Source: YFile - May 3, 2018
Equity and social justice are defining values at York University. The Harriet Tubman Institute for Research on Africa and its Diasporas at York University is emblematic of this deep commitment. This Organized Research Unit (ORU), launched in 2007, is dedicated to overcoming injustice and inequity that are linked to the antiBlack racism that many persons of African descent face in Canada and internationally.
History Professor Michele Johnson, from the Faculty of Liberal Arts & Professional Studies, has served as the director of the Tubman Institute for the last five years, having been interim director from 2012 to 2013. With her term ending next month, Johnson sat down with Brainstorm to reflect on her time at the institute and the impact of this ORU.
Q: How has the Tubman Institute evolved during your time as director?
A: When I assumed the directorship, the Tubman, under the leadership of Professor Paul Lovejoy, had already earned an international reputation for its scholarship on the migrations of Africans, enslaved/forced and free. My directorship has focused on building on those strengths and encouraging the participation of researchers across a range of disciplines to contribute to the institute’s interdisciplinary and multidisciplinary research agenda.

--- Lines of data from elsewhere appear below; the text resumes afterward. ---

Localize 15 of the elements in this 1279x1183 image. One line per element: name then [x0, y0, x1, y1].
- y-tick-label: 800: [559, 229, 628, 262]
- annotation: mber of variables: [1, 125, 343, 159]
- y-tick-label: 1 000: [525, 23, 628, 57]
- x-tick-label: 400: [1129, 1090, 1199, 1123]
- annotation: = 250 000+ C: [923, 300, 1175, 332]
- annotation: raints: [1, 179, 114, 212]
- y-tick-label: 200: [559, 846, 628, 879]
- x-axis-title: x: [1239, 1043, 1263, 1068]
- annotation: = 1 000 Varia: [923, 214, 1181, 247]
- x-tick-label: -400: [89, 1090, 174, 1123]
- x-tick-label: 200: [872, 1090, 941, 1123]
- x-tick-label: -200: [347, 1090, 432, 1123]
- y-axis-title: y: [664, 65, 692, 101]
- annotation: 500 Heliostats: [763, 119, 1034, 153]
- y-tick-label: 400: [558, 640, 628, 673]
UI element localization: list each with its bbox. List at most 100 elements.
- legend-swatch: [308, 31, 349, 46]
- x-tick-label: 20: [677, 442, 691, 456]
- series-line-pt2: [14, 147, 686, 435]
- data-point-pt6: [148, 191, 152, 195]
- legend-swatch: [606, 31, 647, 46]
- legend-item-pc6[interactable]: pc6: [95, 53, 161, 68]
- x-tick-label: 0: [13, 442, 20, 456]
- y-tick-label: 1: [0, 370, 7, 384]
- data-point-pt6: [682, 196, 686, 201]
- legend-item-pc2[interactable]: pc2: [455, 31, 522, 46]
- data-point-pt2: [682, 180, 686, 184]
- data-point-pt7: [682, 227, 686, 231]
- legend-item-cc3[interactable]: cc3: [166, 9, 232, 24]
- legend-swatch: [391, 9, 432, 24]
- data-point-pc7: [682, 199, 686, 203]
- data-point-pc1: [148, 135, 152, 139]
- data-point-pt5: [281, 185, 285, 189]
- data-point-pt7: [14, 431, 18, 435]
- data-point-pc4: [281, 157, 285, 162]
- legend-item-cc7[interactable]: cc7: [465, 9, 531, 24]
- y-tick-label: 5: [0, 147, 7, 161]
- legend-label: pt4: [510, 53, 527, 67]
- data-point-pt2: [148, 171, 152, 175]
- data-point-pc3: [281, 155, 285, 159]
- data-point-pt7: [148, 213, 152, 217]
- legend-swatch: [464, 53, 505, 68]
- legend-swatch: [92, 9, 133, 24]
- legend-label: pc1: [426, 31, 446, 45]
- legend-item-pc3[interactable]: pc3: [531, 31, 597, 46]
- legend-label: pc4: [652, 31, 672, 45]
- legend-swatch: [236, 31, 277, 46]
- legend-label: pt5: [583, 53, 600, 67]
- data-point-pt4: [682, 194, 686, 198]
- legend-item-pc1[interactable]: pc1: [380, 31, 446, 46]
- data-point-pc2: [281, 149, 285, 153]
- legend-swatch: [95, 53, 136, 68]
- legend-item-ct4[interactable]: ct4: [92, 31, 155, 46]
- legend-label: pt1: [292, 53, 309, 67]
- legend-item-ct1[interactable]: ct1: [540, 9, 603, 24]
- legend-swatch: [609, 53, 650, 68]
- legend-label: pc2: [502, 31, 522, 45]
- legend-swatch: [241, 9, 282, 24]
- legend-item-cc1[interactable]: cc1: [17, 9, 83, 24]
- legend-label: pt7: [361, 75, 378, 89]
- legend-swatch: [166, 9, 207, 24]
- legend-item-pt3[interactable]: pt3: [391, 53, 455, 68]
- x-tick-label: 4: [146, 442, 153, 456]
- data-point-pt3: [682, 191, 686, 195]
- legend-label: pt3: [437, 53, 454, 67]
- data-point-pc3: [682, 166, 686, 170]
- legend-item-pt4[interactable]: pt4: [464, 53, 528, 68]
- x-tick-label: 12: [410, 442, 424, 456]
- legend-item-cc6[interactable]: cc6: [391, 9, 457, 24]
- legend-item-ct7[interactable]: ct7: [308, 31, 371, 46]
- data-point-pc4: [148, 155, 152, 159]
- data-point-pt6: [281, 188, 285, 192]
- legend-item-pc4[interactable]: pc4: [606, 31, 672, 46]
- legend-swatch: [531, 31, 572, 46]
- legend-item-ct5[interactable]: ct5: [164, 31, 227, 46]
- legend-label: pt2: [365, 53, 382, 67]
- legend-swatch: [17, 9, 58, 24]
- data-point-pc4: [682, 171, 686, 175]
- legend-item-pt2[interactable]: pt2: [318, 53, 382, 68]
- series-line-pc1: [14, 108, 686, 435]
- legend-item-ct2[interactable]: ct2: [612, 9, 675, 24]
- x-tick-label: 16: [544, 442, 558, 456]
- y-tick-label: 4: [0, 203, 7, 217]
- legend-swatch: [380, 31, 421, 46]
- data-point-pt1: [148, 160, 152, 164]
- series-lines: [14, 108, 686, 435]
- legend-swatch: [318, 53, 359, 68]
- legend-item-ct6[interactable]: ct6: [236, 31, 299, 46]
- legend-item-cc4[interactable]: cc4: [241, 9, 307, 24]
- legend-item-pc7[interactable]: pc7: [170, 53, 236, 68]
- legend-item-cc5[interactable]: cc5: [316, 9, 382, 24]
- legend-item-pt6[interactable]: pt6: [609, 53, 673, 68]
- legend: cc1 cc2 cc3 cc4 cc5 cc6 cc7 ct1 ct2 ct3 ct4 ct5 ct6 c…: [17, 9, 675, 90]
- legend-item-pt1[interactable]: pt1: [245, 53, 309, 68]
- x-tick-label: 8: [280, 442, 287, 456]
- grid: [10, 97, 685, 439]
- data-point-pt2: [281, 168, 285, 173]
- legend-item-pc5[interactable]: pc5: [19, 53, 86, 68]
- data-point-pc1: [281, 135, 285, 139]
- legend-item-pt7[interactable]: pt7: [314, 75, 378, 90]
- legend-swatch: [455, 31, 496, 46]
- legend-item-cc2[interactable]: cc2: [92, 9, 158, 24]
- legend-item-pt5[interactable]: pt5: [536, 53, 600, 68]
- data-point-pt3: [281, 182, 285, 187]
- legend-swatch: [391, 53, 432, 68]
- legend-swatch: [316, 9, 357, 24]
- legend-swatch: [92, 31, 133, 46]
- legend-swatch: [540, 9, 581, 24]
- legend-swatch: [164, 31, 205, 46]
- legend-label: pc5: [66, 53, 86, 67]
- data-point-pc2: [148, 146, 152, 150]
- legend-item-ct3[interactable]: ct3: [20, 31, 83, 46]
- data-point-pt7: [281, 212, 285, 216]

We have organized ourselves in six research clusters:
- Labour, movement and mobility;
- Expressive culture and belief systems;
- Politics, economics and social justice;
- Genders and sexualities;
- Health and science; and
- Theory, method and practice.
These themes have become the bases of our research seminar, the “Tubman Talks,” where York faculty, graduate students, and visiting and community-based researchers share their research.